Maybe so, but Williams and most of his fellow first-year players are unlike any rookie class the league has seen before.
Download the MyTeams app for the latest Celtics news and analysis
The extended time away from the game due to the pandemic afforded them what amounts to an in-season offseason.
And while this holds true for veterans as well, vets have the luxury of how to make the most of their downtime because they’ve been there and done that before. For rookies like Williams, the stoppage of play was in many respects their first offseason, making the reboot to the season more like season No. 2 for them.
That time away did more than provide youngsters like Williams a chance to heal up some of the many bumps and bruises that reminded them on a daily basis that this ain’t college!
But the time off also afforded them the benefit of perspective; that is, to see where they are at and what they must do to get better with the knowledge that an opportunity to put all that together in a meaningful, purposeful way would be coming soon.
It’s clear that Williams has used the downtime to prepare to be an impactful player for the Celtics, void of the concerns, uncertainty and nervousness that he was feeling at the start of the season.
While he was a two-time SEC Player of the Year, Williams entered the NBA as a late first-round pick whose impact in both the short and long-term for Boston was unclear.

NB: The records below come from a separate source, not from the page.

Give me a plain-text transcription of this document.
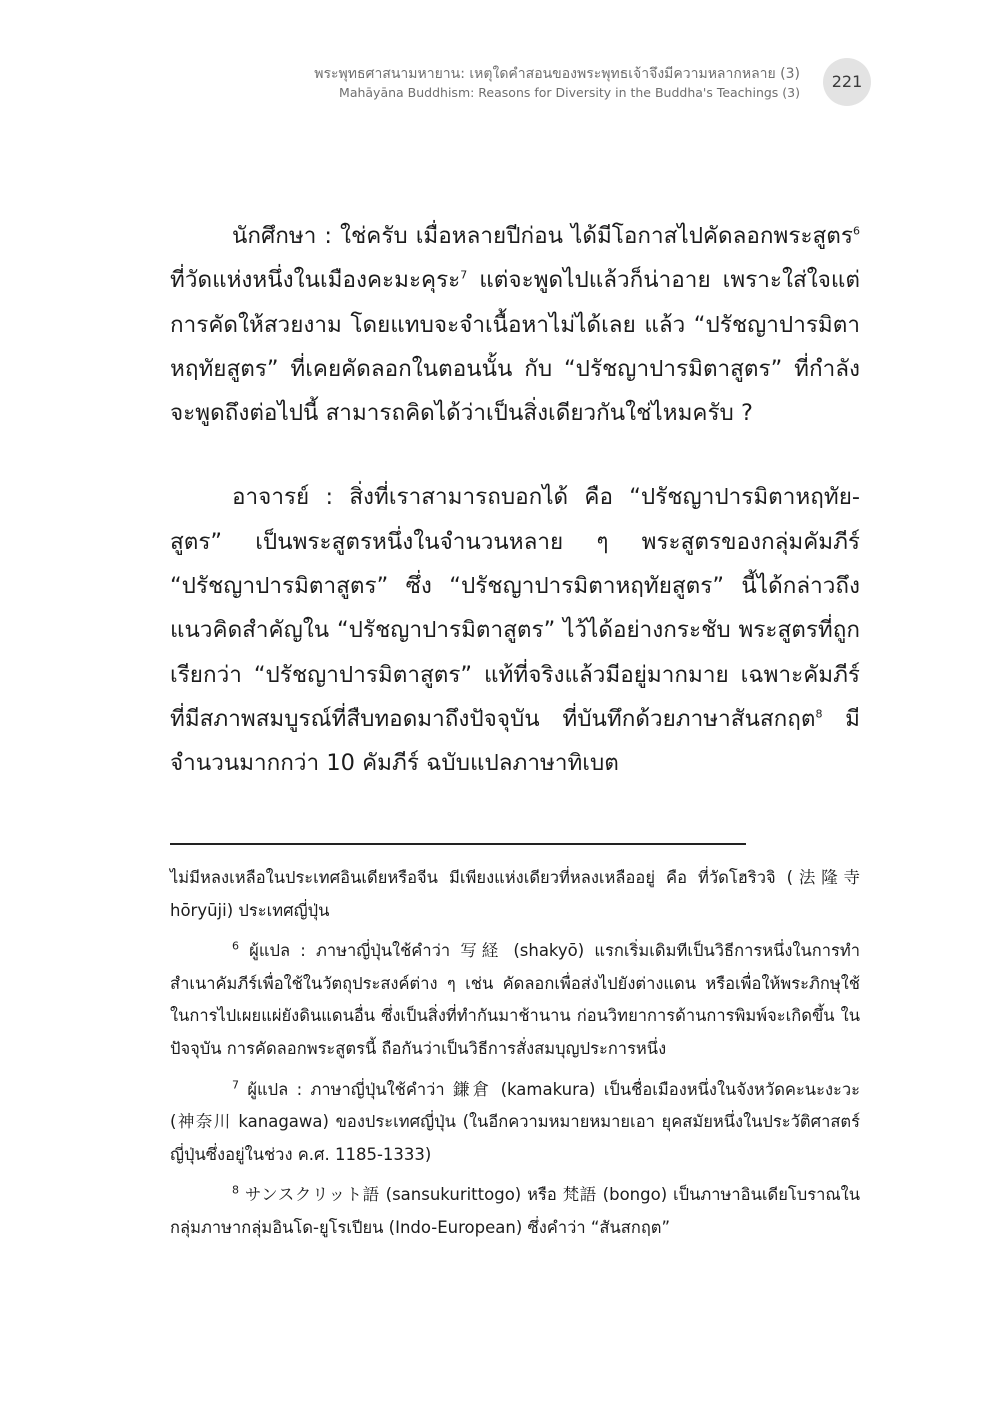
พระพุทธศาสนามหายาน: เหตุใดคำสอนของพระพุทธเจ้าจึงมีความหลากหลาย (3)
Mahāyāna Buddhism: Reasons for Diversity in the Buddha's Teachings (3)
221

นักศึกษา : ใช่ครับ เมื่อหลายปีก่อน ได้มีโอกาสไปคัดลอกพระสูตร$^6$ ที่วัดแห่งหนึ่งในเมืองคะมะคุระ$^7$ แต่จะพูดไปแล้วก็น่าอาย เพราะใส่ใจแต่การคัดให้สวยงาม โดยแทบจะจำเนื้อหาไม่ได้เลย แล้ว “ปรัชญาปารมิตาหฤทัยสูตร” ที่เคยคัดลอกในตอนนั้น กับ “ปรัชญาปารมิตาสูตร” ที่กำลังจะพูดถึงต่อไปนี้ สามารถคิดได้ว่าเป็นสิ่งเดียวกันใช่ไหมครับ ?

อาจารย์ : สิ่งที่เราสามารถบอกได้ คือ “ปรัชญาปารมิตาหฤทัย-สูตร” เป็นพระสูตรหนึ่งในจำนวนหลาย ๆ พระสูตรของกลุ่มคัมภีร์ “ปรัชญาปารมิตาสูตร” ซึ่ง “ปรัชญาปารมิตาหฤทัยสูตร” นี้ได้กล่าวถึงแนวคิดสำคัญใน “ปรัชญาปารมิตาสูตร” ไว้ได้อย่างกระชับ พระสูตรที่ถูกเรียกว่า “ปรัชญาปารมิตาสูตร” แท้ที่จริงแล้วมีอยู่มากมาย เฉพาะคัมภีร์ที่มีสภาพสมบูรณ์ที่สืบทอดมาถึงปัจจุบัน ที่บันทึกด้วยภาษาสันสกฤต$^8$ มีจำนวนมากกว่า 10 คัมภีร์ ฉบับแปลภาษาทิเบต

ไม่มีหลงเหลือในประเทศอินเดียหรือจีน มีเพียงแห่งเดียวที่หลงเหลืออยู่ คือ ที่วัดโฮริวจิ (法隆寺 hōryūji) ประเทศญี่ปุ่น

$^6$ ผู้แปล : ภาษาญี่ปุ่นใช้คำว่า 写経 (shakyō) แรกเริ่มเดิมทีเป็นวิธีการหนึ่งในการทำสำเนาคัมภีร์เพื่อใช้ในวัตถุประสงค์ต่าง ๆ เช่น คัดลอกเพื่อส่งไปยังต่างแดน หรือเพื่อให้พระภิกษุใช้ในการไปเผยแผ่ยังดินแดนอื่น ซึ่งเป็นสิ่งที่ทำกันมาช้านาน ก่อนวิทยาการด้านการพิมพ์จะเกิดขึ้น ในปัจจุบัน การคัดลอกพระสูตรนี้ ถือกันว่าเป็นวิธีการสั่งสมบุญประการหนึ่ง

$^7$ ผู้แปล : ภาษาญี่ปุ่นใช้คำว่า 鎌倉 (kamakura) เป็นชื่อเมืองหนึ่งในจังหวัดคะนะงะวะ (神奈川 kanagawa) ของประเทศญี่ปุ่น (ในอีกความหมายหมายเอา ยุคสมัยหนึ่งในประวัติศาสตร์ญี่ปุ่นซึ่งอยู่ในช่วง ค.ศ. 1185-1333)

$^8$ サンスクリット語 (sansukurittogo) หรือ 梵語 (bongo) เป็นภาษาอินเดียโบราณในกลุ่มภาษากลุ่มอินโด-ยูโรเปียน (Indo-European) ซึ่งคำว่า “สันสกฤต”
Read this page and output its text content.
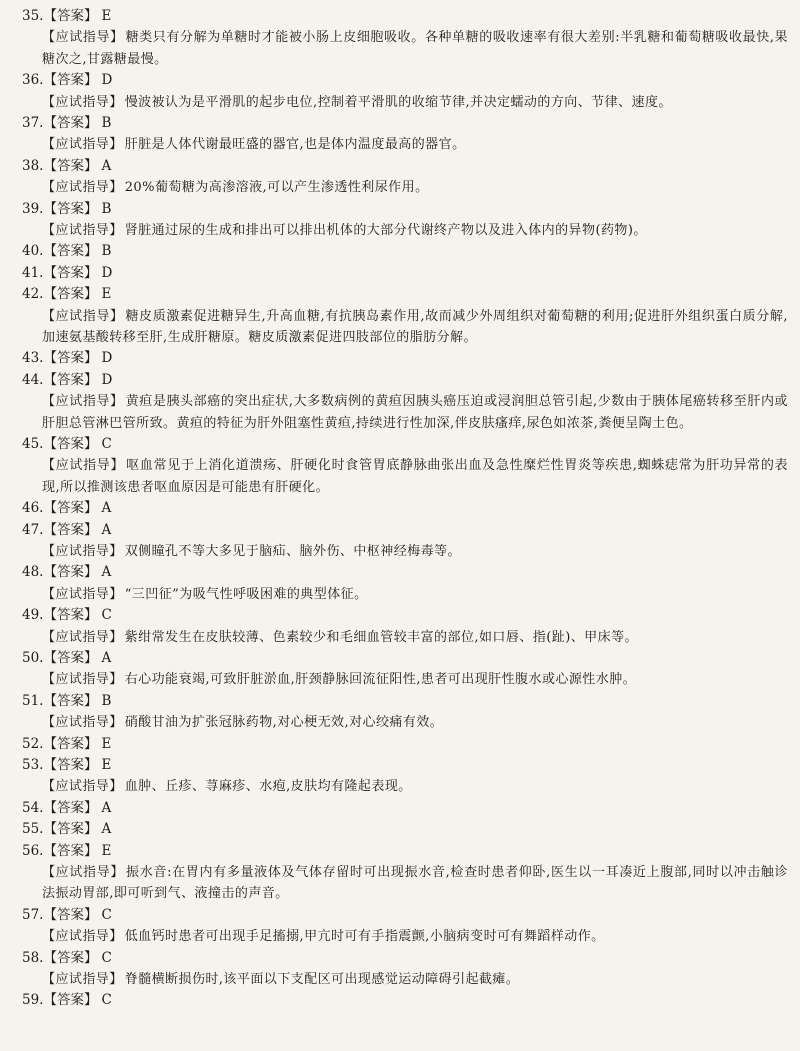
35.【答案】 E
【应试指导】 糖类只有分解为单糖时才能被小肠上皮细胞吸收。各种单糖的吸收速率有很大差别:半乳糖和葡萄糖吸收最快,果糖次之,甘露糖最慢。
36.【答案】 D
【应试指导】 慢波被认为是平滑肌的起步电位,控制着平滑肌的收缩节律,并决定蠕动的方向、节律、速度。
37.【答案】 B
【应试指导】 肝脏是人体代谢最旺盛的器官,也是体内温度最高的器官。
38.【答案】 A
【应试指导】 20%葡萄糖为高渗溶液,可以产生渗透性利尿作用。
39.【答案】 B
【应试指导】 肾脏通过尿的生成和排出可以排出机体的大部分代谢终产物以及进入体内的异物(药物)。
40.【答案】 B
41.【答案】 D
42.【答案】 E
【应试指导】 糖皮质激素促进糖异生,升高血糖,有抗胰岛素作用,故而减少外周组织对葡萄糖的利用;促进肝外组织蛋白质分解,加速氨基酸转移至肝,生成肝糖原。糖皮质激素促进四肢部位的脂肪分解。
43.【答案】 D
44.【答案】 D
【应试指导】 黄疸是胰头部癌的突出症状,大多数病例的黄疸因胰头癌压迫或浸润胆总管引起,少数由于胰体尾癌转移至肝内或肝胆总管淋巴管所致。黄疸的特征为肝外阻塞性黄疸,持续进行性加深,伴皮肤瘙痒,尿色如浓茶,粪便呈陶土色。
45.【答案】 C
【应试指导】 呕血常见于上消化道溃疡、肝硬化时食管胃底静脉曲张出血及急性糜烂性胃炎等疾患,蜘蛛痣常为肝功异常的表现,所以推测该患者呕血原因是可能患有肝硬化。
46.【答案】 A
47.【答案】 A
【应试指导】 双侧瞳孔不等大多见于脑疝、脑外伤、中枢神经梅毒等。
48.【答案】 A
【应试指导】 “三凹征”为吸气性呼吸困难的典型体征。
49.【答案】 C
【应试指导】 紫绀常发生在皮肤较薄、色素较少和毛细血管较丰富的部位,如口唇、指(趾)、甲床等。
50.【答案】 A
【应试指导】 右心功能衰竭,可致肝脏淤血,肝颈静脉回流征阳性,患者可出现肝性腹水或心源性水肿。
51.【答案】 B
【应试指导】 硝酸甘油为扩张冠脉药物,对心梗无效,对心绞痛有效。
52.【答案】 E
53.【答案】 E
【应试指导】 血肿、丘疹、荨麻疹、水疱,皮肤均有隆起表现。
54.【答案】 A
55.【答案】 A
56.【答案】 E
【应试指导】 振水音:在胃内有多量液体及气体存留时可出现振水音,检查时患者仰卧,医生以一耳凑近上腹部,同时以冲击触诊法振动胃部,即可听到气、液撞击的声音。
57.【答案】 C
【应试指导】 低血钙时患者可出现手足搐搦,甲亢时可有手指震颤,小脑病变时可有舞蹈样动作。
58.【答案】 C
【应试指导】 脊髓横断损伤时,该平面以下支配区可出现感觉运动障碍引起截瘫。
59.【答案】 C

But as the season wore on and he continued to see playing time, Williams admits it built up a much greater level of comfort for him heading into the restart to the season at the end of this month.
“During the year you get more accustomed and realize you belong here,” Williams said. “For me it’s more confidence, more able to do a lot of better things on the court.”
And while the Celtics are among the top teams in the East this season, their success in making a deep playoff run will hinge to some degree on how many low-key X-factors step up and contribute — players like Williams, who saw more playing time as a rookie than any of Boston’s other first-year players.
Williams appeared in 62 games (5 starts) while averaging 3.5 points, 2.7 rebounds and 1.0 assists in 15.6 minutes per game. In his five starts (Boston went 4-1 in those games), he averaged 5.2 points, 2.6 rebounds and 1.6 assists.